En 1926, Jean Renoir dépense alors sans compter pour concrétiser la starification de sa jeune épouse. Il vend ainsi quelques toiles de son père pour acquérir les droits d'adaptations de Nana, le célèbre roman d'Émile Zola, monter sa propre société de production et faire bâtir de somptueux décors lui permettant de magnifier ses profondeurs de champ afin de mieux montrer le luxe dans lequel vit l'héroïne. Pour synthétiser son script, Renoir supprime quelques personnages du roman, dont le fils de Nana, qu'elle a eu à l'âge de 16 ans. Le cinéaste se concentre essentiellement sur l'arrivisme vénal de cette jeune femme consciente de sa beauté physique et devant laquelle le tout Paris se prosterne. Comtes, vicomtes et autres puissants de la haute bourgeoisie se pâment ainsi de désirs pour cette comédienne de théâtre pourtant peu talentueuse et plutôt vulgaire. Le pouvoir de la beauté se voit ainsi disséqué à l'écran par un Renoir qui en est également le jouet dans sa vie privée.
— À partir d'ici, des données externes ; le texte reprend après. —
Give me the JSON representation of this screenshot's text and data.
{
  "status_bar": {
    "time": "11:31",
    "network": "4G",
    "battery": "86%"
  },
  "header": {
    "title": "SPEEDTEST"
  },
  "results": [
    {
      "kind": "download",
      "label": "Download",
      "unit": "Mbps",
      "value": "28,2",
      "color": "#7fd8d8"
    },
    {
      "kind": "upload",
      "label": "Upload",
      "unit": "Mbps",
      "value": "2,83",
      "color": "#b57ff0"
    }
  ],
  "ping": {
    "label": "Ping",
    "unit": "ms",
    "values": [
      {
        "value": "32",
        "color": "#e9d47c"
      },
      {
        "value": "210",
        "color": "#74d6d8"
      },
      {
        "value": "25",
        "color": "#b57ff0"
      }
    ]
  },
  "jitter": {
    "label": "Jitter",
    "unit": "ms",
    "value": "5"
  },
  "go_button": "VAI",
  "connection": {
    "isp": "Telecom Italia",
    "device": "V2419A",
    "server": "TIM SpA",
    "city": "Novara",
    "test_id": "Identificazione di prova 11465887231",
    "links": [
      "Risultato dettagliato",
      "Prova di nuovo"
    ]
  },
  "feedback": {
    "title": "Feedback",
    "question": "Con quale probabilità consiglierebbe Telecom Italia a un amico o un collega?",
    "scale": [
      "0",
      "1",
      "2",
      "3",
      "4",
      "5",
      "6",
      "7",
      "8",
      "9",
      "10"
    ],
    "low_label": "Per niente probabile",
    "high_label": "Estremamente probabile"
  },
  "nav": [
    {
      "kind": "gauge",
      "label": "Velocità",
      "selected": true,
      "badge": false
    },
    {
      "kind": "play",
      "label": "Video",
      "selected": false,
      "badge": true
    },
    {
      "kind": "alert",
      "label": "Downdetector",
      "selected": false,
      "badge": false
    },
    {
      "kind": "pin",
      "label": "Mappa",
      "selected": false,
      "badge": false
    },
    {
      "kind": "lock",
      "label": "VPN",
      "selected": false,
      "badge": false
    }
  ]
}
"Moi, je n'ai jamais voulu être vedette de cinéma, jamais ; c'est Renoir qui disait : j'userai s'il le faut de mon droit marital pour te faire tourner." avouera bien plus tard la comédienne lors d'une interview. Véritablement obsédé par la beauté de sa femme, il n'y a rien d'étonnant à ce que Jean Renoir choisisse d'adapter Nana. L'effroyable destruction que sème la jeune femme dans le cœur des hommes qui la convoitent est peut-être le symbole de l'adoration absolue que le cinéaste éprouve alors pour sa muse qui, je le rappelle, était d'abord celle de son père jusqu'à sa mort.

À Paris, sous le Second Empire, Anna Coupeau dite Nana est une petite actrice sans envergure au Théâtre des Variétés. Malgré l'appui financier du comte Muffat, qui s'est épris d'elle, la jeune femme n'obtient aucun succès. Mais elle comprend vite qu'avec son pouvoir de séduction dû à son physique, elle a tout intérêt à jouer les courtisanes entretenues. Devenue l'une des femmes les plus courtisées de la capitale, Nana fait tourner la tête des puissants, prêts à se damner pour elle…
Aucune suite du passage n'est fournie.